The first Actos bladder cancer lawsuit was filed on July 29, 2011, but recently the number of cases has increased over the past four months.

A motion to consolidate the Actos bladder cancer litigation was filed on August 31, by plaintiff Glen Weant and his wife, Nina. At that time, only 11 lawsuits pending in 8 different federal district courts were idenified.

Weant requested that the federal Actos litigation be transferred to the U.S. District Court for the Southern District of Illinois before Judge G. Patrick Murphy. Since then, additional plaintiffs have filed responses proposing other U.S. District Judges to preside over the litigation.

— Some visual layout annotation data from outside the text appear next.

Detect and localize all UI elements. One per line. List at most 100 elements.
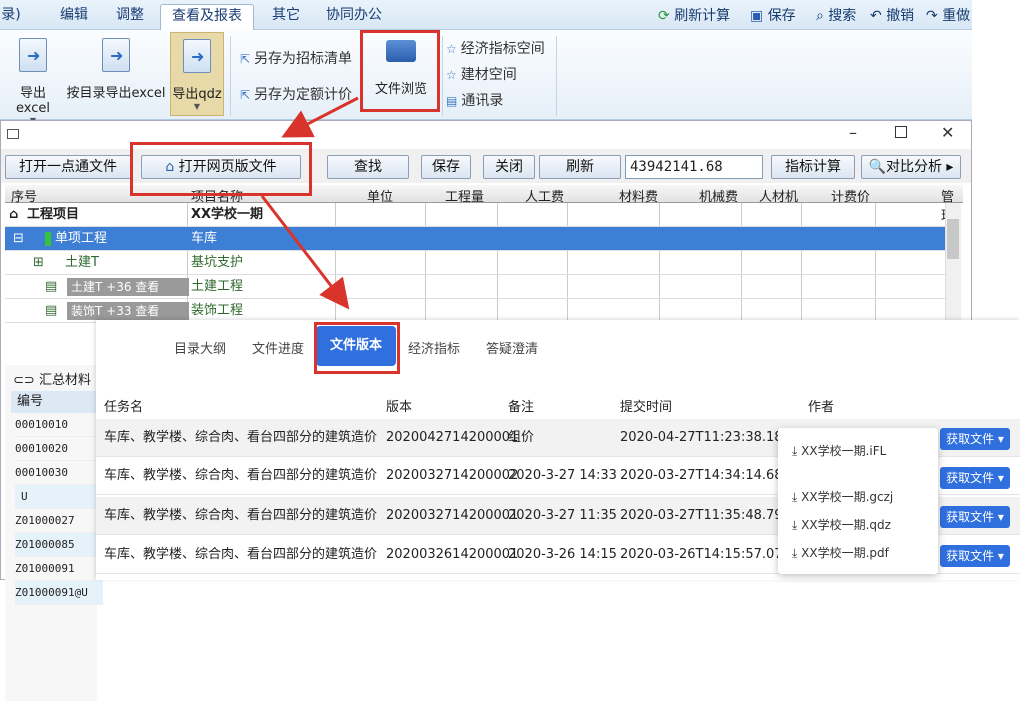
material-space-button[interactable]: ☆ 建材空间 <box>446 64 517 84</box>
tree-row-project[interactable]: ⌂ 工程项目 XX学校一期 <box>5 203 945 227</box>
get-file-label: 获取文件 <box>946 471 995 485</box>
folder-icon <box>386 40 416 62</box>
get-file-button[interactable]: 获取文件 ▾ <box>940 506 1010 528</box>
collapse-icon: ⊟ <box>13 231 24 246</box>
get-file-button[interactable]: 获取文件 ▾ <box>940 545 1010 567</box>
status-marker <box>45 232 51 246</box>
refresh-icon: ⟳ <box>658 8 670 24</box>
export-dir-excel-label: 按目录导出excel <box>66 86 166 101</box>
contacts-button[interactable]: ▤ 通讯录 <box>446 90 503 110</box>
contacts-label: 通讯录 <box>461 93 504 109</box>
close-window-button[interactable]: ✕ <box>941 123 954 142</box>
chevron-down-icon: ▾ <box>997 471 1004 485</box>
tree-row-unit[interactable]: ⊞ 土建T 基坑支护 <box>5 251 945 275</box>
tree-row-single[interactable]: ⊟ 单项工程 车库 <box>5 227 945 251</box>
download-item-qdz[interactable]: ⤓ XX学校一期.qdz <box>792 516 891 533</box>
version-time: 2020-03-27T14:34:14.68 <box>620 468 783 483</box>
version-note: 2020-3-27 14:33 <box>508 468 617 483</box>
ribbon-separator <box>230 36 231 116</box>
download-icon: ⤓ <box>792 518 798 532</box>
material-code[interactable]: U <box>15 485 103 509</box>
open-web-file-label: 打开网页版文件 <box>178 159 277 175</box>
menu-tab-adjust[interactable]: 调整 <box>108 4 152 28</box>
material-code[interactable]: 00010010 <box>15 413 103 437</box>
tree-row-seq: 装饰T <box>71 304 103 318</box>
tab-qa[interactable]: 答疑澄清 <box>486 338 538 357</box>
tab-outline[interactable]: 目录大纲 <box>174 338 226 357</box>
scrollbar-thumb[interactable] <box>947 219 959 259</box>
save-button[interactable]: 保存 <box>421 155 471 179</box>
export-dir-excel-button[interactable]: 按目录导出excel <box>66 38 166 101</box>
get-file-label: 获取文件 <box>946 510 995 524</box>
compare-button[interactable]: 🔍对比分析 ▸ <box>861 155 961 179</box>
export-excel-button[interactable]: 导出excel ▼ <box>4 38 62 125</box>
econ-space-label: 经济指标空间 <box>460 41 545 57</box>
version-id: 2020042714200001 <box>386 430 519 445</box>
material-code[interactable]: Z01000085 <box>15 533 103 557</box>
window-app-icon <box>7 129 19 139</box>
save-quota-button[interactable]: ⇱ 另存为定额计价 <box>240 84 352 104</box>
close-button[interactable]: 关闭 <box>483 155 535 179</box>
view-badge[interactable]: 装饰T +33 查看 <box>67 302 189 320</box>
tab-progress[interactable]: 文件进度 <box>252 338 304 357</box>
download-filename: XX学校一期.qdz <box>801 518 891 532</box>
redo-button[interactable]: ↷ 重做 <box>926 5 970 25</box>
download-item-pdf[interactable]: ⤓ XX学校一期.pdf <box>792 544 889 561</box>
get-file-button[interactable]: 获取文件 ▾ <box>940 467 1010 489</box>
find-button[interactable]: 查找 <box>327 155 409 179</box>
tab-econ-index[interactable]: 经济指标 <box>408 338 460 357</box>
tree-row-name: XX学校一期 <box>191 207 264 222</box>
maximize-button[interactable] <box>895 126 907 138</box>
menu-tab-record[interactable]: 录) <box>0 4 22 28</box>
econ-space-button[interactable]: ☆ 经济指标空间 <box>446 38 545 58</box>
material-code[interactable]: Z01000091 <box>15 557 103 581</box>
material-code[interactable]: Z01000027 <box>15 509 103 533</box>
get-file-dropdown: ⤓ XX学校一期.iFL ⤓ XX学校一期.gczj ⤓ XX学校一期.qdz … <box>778 428 938 574</box>
undo-button[interactable]: ↶ 撤销 <box>870 5 914 25</box>
export-excel-label: 导出excel <box>16 86 50 116</box>
ribbon-separator <box>442 36 443 116</box>
menu-tab-view-report[interactable]: 查看及报表 <box>160 4 254 31</box>
menu-tab-collab[interactable]: 协同办公 <box>318 4 390 28</box>
tree-row-name: 装饰工程 <box>191 303 244 318</box>
tree-row-seq: 土建T <box>71 280 103 294</box>
view-badge[interactable]: 土建T +36 查看 <box>67 278 189 296</box>
file-browse-button[interactable]: 文件浏览 <box>366 36 436 97</box>
menu-tab-edit[interactable]: 编辑 <box>52 4 96 28</box>
search-icon: ⌕ <box>816 8 824 24</box>
tree-row-name: 土建工程 <box>191 279 244 294</box>
minimize-button[interactable]: – <box>849 123 857 142</box>
material-code[interactable]: Z01000091@U <box>15 581 103 605</box>
open-yidiantong-button[interactable]: 打开一点通文件 <box>5 155 131 179</box>
get-file-label: 获取文件 <box>946 432 995 446</box>
version-note: 2020-3-26 14:15 <box>508 547 617 562</box>
tree-row-unit[interactable]: ▤ 土建T +36 查看 土建工程 <box>5 275 945 299</box>
col-author-header: 作者 <box>808 400 835 415</box>
version-note: 2020-3-27 11:35 <box>508 508 617 523</box>
link-icon: ⊂⊃ <box>13 373 35 388</box>
export-qdz-button[interactable]: 导出qdz ▼ <box>170 32 224 116</box>
amount-field[interactable]: 43942141.68 <box>625 155 763 179</box>
refresh-calc-button[interactable]: ⟳ 刷新计算 <box>658 5 730 25</box>
home-icon: ⌂ <box>165 159 175 175</box>
material-code[interactable]: 00010030 <box>15 461 103 485</box>
index-calc-button[interactable]: 指标计算 <box>771 155 855 179</box>
version-id: 2020032614200001 <box>386 547 519 562</box>
tab-file-version[interactable]: 文件版本 <box>316 326 396 366</box>
refresh-button[interactable]: 刷新 <box>539 155 621 179</box>
menu-tab-other[interactable]: 其它 <box>264 4 308 28</box>
download-filename: XX学校一期.pdf <box>801 546 889 560</box>
save-quick-button[interactable]: ▣ 保存 <box>750 5 796 25</box>
view-badge-label: +36 查看 <box>106 280 160 294</box>
save-bid-list-button[interactable]: ⇱ 另存为招标清单 <box>240 48 352 68</box>
download-item-ifl[interactable]: ⤓ XX学校一期.iFL <box>792 442 886 459</box>
open-web-file-button[interactable]: ⌂ 打开网页版文件 <box>141 155 301 179</box>
download-item-gczj[interactable]: ⤓ XX学校一期.gczj <box>792 488 893 505</box>
search-button[interactable]: ⌕ 搜索 <box>816 5 856 25</box>
material-code[interactable]: 00010020 <box>15 437 103 461</box>
code-column-header: 编号 <box>11 391 97 413</box>
export-doc-icon <box>183 39 211 73</box>
get-file-button[interactable]: 获取文件 ▾ <box>940 428 1010 450</box>
house-icon: ⌂ <box>9 207 19 222</box>
get-file-label: 获取文件 <box>946 549 995 563</box>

Takeda’s attorneys agree that an Actos MDL should be formed to prevent contradictory rulings and duplicative discovery, the drug maker has proposed that the cases be consolidated in the Northern District of Illinois, where the drug maker is headquartered and where much of the company’s records are located. As an alternative, the drug maker proposed the Western District of Louisiana as an appropriate location for the Actos MDL to be centralized.

Actos (pioglitazone) was approved by FDA to treat Type 2 Diabetes in July, 1999. It is a once-a-day pill that increases the body’s sensitivity to insulin. The medication has grown in popularity in recent years, generating $4.3 billion in sales last year.

FDA officials began reviewing the potential risk of Actos bladder cancer problems in September 2010, after interim data from an on-going 10 year study found that users may face an increased risk the longer they take the drug.